I have questions about my questions.
After adding, sorting, and recording, question quickfire has morphed into a bit of a mindmap.
I found that my question flow went as follows:
Question Priming: thinking about my new baby, her curiosity, my students, their curiosity.
Nature of Curiosity: why we are curious in the first place or would want to grow students in curiosity.
Nature of Curriculum/Inquiry: what types of questions would it take to make a curriculum of inquiry?
Comparison Questions: inquiry across disciplines, curriculum of answers vs questions, online vs in person.
Prototype Potential: protocols, curriculum outline, design thinking integration.
Stepping back further, I could organize my questions in Berger’s (2014) why, what if, how outline.
Why do schools kill creativity/curiosity? (Or framed positively: Why should schools foster curiosity?)
What if a curriculum was built on questions rather than answers?
How do students become the owners of inquiry?

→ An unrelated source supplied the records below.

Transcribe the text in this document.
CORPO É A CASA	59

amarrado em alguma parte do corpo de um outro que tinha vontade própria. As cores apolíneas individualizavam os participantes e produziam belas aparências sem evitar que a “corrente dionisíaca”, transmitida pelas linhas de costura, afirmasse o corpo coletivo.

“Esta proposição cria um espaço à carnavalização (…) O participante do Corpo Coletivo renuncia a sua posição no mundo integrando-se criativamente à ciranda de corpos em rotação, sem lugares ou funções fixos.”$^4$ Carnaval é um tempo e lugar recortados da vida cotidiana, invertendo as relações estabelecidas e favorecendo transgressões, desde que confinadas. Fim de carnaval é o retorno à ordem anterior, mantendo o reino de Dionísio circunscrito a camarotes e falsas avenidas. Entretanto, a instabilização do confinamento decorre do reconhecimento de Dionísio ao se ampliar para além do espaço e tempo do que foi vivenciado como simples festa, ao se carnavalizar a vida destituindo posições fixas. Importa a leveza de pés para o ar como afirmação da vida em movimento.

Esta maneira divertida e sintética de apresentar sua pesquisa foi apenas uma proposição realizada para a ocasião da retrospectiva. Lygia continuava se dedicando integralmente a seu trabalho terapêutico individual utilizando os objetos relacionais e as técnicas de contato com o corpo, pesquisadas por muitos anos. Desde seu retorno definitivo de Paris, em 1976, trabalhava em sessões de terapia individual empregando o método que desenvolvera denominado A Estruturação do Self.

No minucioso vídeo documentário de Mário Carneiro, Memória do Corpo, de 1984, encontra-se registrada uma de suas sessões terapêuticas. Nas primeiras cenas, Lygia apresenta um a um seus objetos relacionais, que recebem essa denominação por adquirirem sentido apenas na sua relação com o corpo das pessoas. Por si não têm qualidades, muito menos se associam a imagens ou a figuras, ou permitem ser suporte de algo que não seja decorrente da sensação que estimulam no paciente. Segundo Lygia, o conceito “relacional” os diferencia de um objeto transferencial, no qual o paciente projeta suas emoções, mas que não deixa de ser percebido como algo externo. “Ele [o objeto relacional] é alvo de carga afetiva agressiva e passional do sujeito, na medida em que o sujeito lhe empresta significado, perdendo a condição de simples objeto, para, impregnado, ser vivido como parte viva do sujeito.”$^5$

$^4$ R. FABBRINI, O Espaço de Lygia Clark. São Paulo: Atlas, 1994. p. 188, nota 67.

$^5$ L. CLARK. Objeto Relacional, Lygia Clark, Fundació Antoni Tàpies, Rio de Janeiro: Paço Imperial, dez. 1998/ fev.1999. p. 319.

Even more broadly, this process is bringing a bit more clarity to a wicked problem I want to tackle. My colleagues and I have been partaking in curriculum building work for the past few years and are embarking on more for next year. Inquiry education has been somewhat of a given throughout my time as a teacher, but the quickfire questioning process is peeling back more foundational layers. Online learning is adding a slight wrinkle to plans for next, but inquiry curriculum is a great candidate to attack the wicked problem of school being boring.